Никто не знал, как развертываются события на берегу. Бернекер даже сострил по этому поводу. Все это бесконечно тянувшееся утро, всякий раз, когда снаряды падали в воду вблизи от их баржи, он судорожно сжимал руки Ноя и повторял странным, дребезжащим голосом: «Нам сегодня достанется. Нам сегодня достанется». Но к полудню он взял себя в руки. Его перестало рвать, он съел сухой паек и даже пожаловался на жесткий сыр. Видимо, он покорился своей участи или стал не так мрачно смотреть на будущее. Когда Ной, всматриваясь в берег, где рвались снаряды, бегали люди и взрывались мины, спросил Бернекера: «Как там дела?», Бернекер ответил: «Не знаю. Почтальон еще не принес мне „Нью-Йорк таймс“. Это было не бог весть какая острота, но Ной хохотал над ней до упаду, а сам Бернекер ухмылялся, довольный произведенным эффектом. С тех пор, долго еще, когда они уже далеко продвинулись в глубь Германии, если кто-нибудь в роте спрашивал, как идут дела, ему обычно отвечали: „Почтальон не принес еще мне «Нью-Йорк таймс“.

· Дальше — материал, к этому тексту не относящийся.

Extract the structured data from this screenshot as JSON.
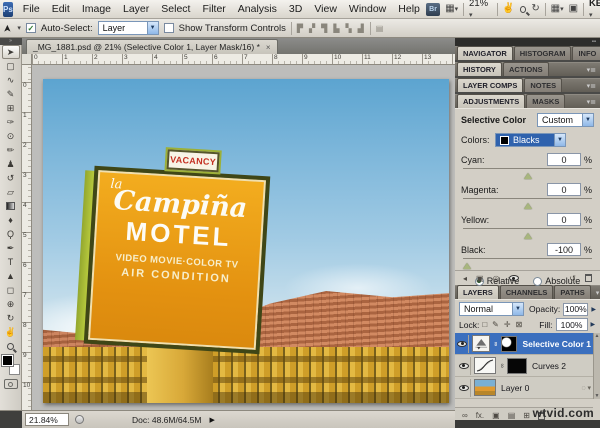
{
  "app": {
    "logo": "Ps",
    "menu_items": [
      "File",
      "Edit",
      "Image",
      "Layer",
      "Select",
      "Filter",
      "Analysis",
      "3D",
      "View",
      "Window",
      "Help"
    ],
    "bridge_label": "Br",
    "zoom_level": "21%",
    "workspace_label": "KEN"
  },
  "options": {
    "auto_select": "Auto-Select:",
    "auto_select_mode": "Layer",
    "show_transform": "Show Transform Controls"
  },
  "doc": {
    "tab": "_MG_1881.psd @ 21% (Selective Color 1, Layer Mask/16) *",
    "zoom_status": "21.84%",
    "doc_size": "Doc: 48.6M/64.5M",
    "h_ruler": [
      "0",
      "1",
      "2",
      "3",
      "4",
      "5",
      "6",
      "7",
      "8",
      "9",
      "10",
      "11",
      "12",
      "13"
    ],
    "v_ruler": [
      "0",
      "1",
      "2",
      "3",
      "4",
      "5",
      "6",
      "7",
      "8",
      "9",
      "10"
    ]
  },
  "photo": {
    "vacancy": "VACANCY",
    "sign_la": "la",
    "sign_name": "Campiña",
    "sign_motel": "MOTEL",
    "sign_line1": "VIDEO MOVIE·COLOR TV",
    "sign_line2": "AIR CONDITION"
  },
  "dock": {
    "groups": {
      "g1": [
        "NAVIGATOR",
        "HISTOGRAM",
        "INFO"
      ],
      "g2": [
        "HISTORY",
        "ACTIONS"
      ],
      "g3": [
        "LAYER COMPS",
        "NOTES"
      ],
      "g4": [
        "ADJUSTMENTS",
        "MASKS"
      ],
      "g5": [
        "LAYERS",
        "CHANNELS",
        "PATHS"
      ]
    },
    "adjustments": {
      "title": "Selective Color",
      "preset": "Custom",
      "colors_label": "Colors:",
      "colors_value": "Blacks",
      "sliders": [
        {
          "label": "Cyan:",
          "value": "0",
          "unit": "%"
        },
        {
          "label": "Magenta:",
          "value": "0",
          "unit": "%"
        },
        {
          "label": "Yellow:",
          "value": "0",
          "unit": "%"
        },
        {
          "label": "Black:",
          "value": "-100",
          "unit": "%"
        }
      ],
      "relative": "Relative",
      "absolute": "Absolute"
    },
    "layers": {
      "blend_mode": "Normal",
      "opacity_label": "Opacity:",
      "opacity_value": "100%",
      "lock_label": "Lock:",
      "fill_label": "Fill:",
      "fill_value": "100%",
      "fx_label": "fx.",
      "items": [
        {
          "name": "Selective Color 1"
        },
        {
          "name": "Curves 2"
        },
        {
          "name": "Layer 0"
        }
      ]
    }
  },
  "watermark": "wtvid.com",
  "colors": {
    "selection_blue": "#3b6fbe",
    "dropdown_highlight": "#2f62ad",
    "sign_orange": "#e89a18"
  }
}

Все время, пока баржа болталась в море, Ной находился в каком-то тупом оцепенении. И когда позже, стараясь припомнить, что он ощущал, когда волны трепали беспомощное судно, а палуба была скользкой от крови и морской воды и когда шальные снаряды время от времени рвались совсем рядом, он мог вызвать в своей памяти лишь отрывочные, малозначащие воспоминания: шутку Бернекера; лейтенанта Грина, склонившегося над раненым, которого отчаянно рвало, и со стоическим терпением подставляющего ему свою каску; лицо морского офицера – командира десантной баржи, перегнувшегося через борт, чтобы осмотреть повреждение, – красное, злое, растерянное лицо, как у игрока в бейсбол, понапрасну оштрафованного близоруким судьей; лицо Доннелли после того, как ему перевязали голову, обычно грубое и жестокое, а сейчас, в беспамятстве, спокойное и безмятежное, как лицо монахини из кинофильма. Ною врезались в память эти картины; помнил он и то, как десятки раз проверял, не подмокли ли в его сумке заряды, как снова и снова щупал, на месте ли предохранитель винтовки, а через две минуты забывал об этом и проверял снова…

Страх подкатывал волнами, и в эти минуты Ной весь съеживался, беспомощно вцепившись в поручни, крепко сжав губы и ни о чем не думая. Потом наступали периоды, когда он чувствовал себя выше всего этого ужаса и смотрел на происходящее глазами стороннего наблюдателя, как будто все это никогда его не касалось и не могло коснуться, а потому он останется цел и невредим – значит, нечего и бояться. Однажды он достал бумажник и долго, с серьезным видом разглядывал фотографию улыбающейся Хоуп с пухлым младенцем на руках; у малыша был широко открыт рот, он зевал.